La mano izquierda mata y da la vida. Mata las ínfulas de la mano derecha, tan derecha, tan recta, tan propensa a agarrotarse vilmente (y a la cleptomanía). La mano izquierda empuña la venganza de ese pasado del que nos avergonzamos, con sus mesas de camping, sus tiendas de campaña y sus radiocasetes, que no eran de mediamarket, porque puede que antes fuésemos tontos, pero tampoco ahora somos tan listos como nos creemos.
No pueden faltar las fotos en esta ceremonia de exorcismo y reconciliación: García Rodríguez ironiza con la falsa documentación que aporta la instantánea, la prueba irrefutable (en apariencia, solo) de la imagen. Y viene a demostrar que también hay algo generacional en las fotografías: la de la página 30, por ejemplo, replicada en tantos aparadores familiares. Este es el libro de todos los que en algún momento pasamos por la experiencia de desmantelar una casa familiar, sustituir esos viejos vergonzantes aparadores por funcionales unidades de almacenaje modular Hallstävik, y quedarnos un momento en suspenso mirando aquellas fotos en las que el rostro del que fuimos un día parece querer decirnos algo en un idioma que ya no comprendemos. ¿Qué filtro llevan las fotos de este libro? El filtro de la memoria: no lo busquéis en Insta, que no está. Aquí no hay más leña que las briquetas de carbón vegetal para la barbiquiú de este aquelarre comunitario y puede que catártico. La mano izquierda es la que mata señala un giro de nuestra literatura, no sé si también a mano izquierda o simplemente a casa: es el mismo camino por el que desfilan Los cinco y yo de Antonio Orejudo, Literatura Universal de Sabino Méndez, Tierra de campos de David Trueba u Ordesa, de Manuel Vilas –cuya canonización en Sálvame ya anunciaba García Rodríguez en otro de los textos recogidos en este libro, “El caso del poeta premiado”, obra inaugural de la crítica literaria distópica.

De David Foster Wallace se dice, en algún momento de este libro, que lo tenía todo, el cabrón. Javier García Rodríguez, en cambio, dijo, en otro libro –el primero de los suyos que yo reseñé— que él solamente tenía palabras. Pero a Javier le sirven las palabras para tirarlas contra las palabras, dejándolas a todas descalabradas y desnudas en su impostura verbal. Así se ve, por ejemplo, en “Hechos probados”, donde se pone al descubierto el desfase entre los perdedores de la vida, carne de cañón, y los trileros del discurso, los primeros del curso, los que parten el bacalao del lenguaje y a los demás les dejan para siempre hechos migas y con sed. O en “Hace dos meses que nadie habla conmigo”, donde se demuestra que la ficción está en el aire, y, de seguro, en las páginas de El Mundo.

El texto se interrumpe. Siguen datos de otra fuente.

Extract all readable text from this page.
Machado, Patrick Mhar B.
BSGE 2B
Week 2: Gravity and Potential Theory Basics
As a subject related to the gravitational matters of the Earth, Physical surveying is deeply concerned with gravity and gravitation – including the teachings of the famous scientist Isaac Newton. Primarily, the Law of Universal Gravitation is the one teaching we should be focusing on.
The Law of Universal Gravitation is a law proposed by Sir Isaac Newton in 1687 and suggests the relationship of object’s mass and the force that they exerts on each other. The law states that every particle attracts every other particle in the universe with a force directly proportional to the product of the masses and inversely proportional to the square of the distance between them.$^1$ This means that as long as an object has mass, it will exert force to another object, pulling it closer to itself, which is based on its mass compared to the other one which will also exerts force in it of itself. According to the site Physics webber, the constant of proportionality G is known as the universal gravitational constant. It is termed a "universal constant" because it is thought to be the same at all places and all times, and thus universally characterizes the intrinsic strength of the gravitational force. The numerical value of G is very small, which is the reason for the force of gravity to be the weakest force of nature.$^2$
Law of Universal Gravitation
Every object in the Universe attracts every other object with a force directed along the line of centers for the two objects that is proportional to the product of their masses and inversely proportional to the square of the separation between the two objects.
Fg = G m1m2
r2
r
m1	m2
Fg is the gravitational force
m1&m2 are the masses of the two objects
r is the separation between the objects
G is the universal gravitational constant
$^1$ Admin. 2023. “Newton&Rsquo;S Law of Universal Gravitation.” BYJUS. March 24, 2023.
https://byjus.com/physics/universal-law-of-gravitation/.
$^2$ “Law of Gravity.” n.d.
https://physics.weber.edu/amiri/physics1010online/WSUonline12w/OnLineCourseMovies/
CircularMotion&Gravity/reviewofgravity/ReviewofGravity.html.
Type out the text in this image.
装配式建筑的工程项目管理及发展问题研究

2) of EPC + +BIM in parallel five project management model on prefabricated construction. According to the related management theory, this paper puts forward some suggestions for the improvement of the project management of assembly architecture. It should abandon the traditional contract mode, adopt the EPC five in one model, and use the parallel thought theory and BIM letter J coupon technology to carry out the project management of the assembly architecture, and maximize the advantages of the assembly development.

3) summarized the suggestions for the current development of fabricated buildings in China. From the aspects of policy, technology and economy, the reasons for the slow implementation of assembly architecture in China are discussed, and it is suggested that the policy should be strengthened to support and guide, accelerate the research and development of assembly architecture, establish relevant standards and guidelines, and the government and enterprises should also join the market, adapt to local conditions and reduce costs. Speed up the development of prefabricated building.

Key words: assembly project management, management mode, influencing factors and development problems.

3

En la página 120 de este libro, hacia el final, se recuerda que el hermano lejano, aunque gemelo, de Javier García Rodríguez, hubiese deseado escribir “Un relato –le cito a él– en el que el autor terminara mostrándose como un sentimental […] Donde la mirada pretendidamente irónica no deviniera condescendiente. […] Donde el detalle no fuera adorno, sino tesela. En realidad, poco importaría de qué hablara”. Creo que este es ese relato, escrito con la mano izquierda, con la de hacer las cosas como si uno fuese cualquier otro, con la de dar el último natural y matar luego.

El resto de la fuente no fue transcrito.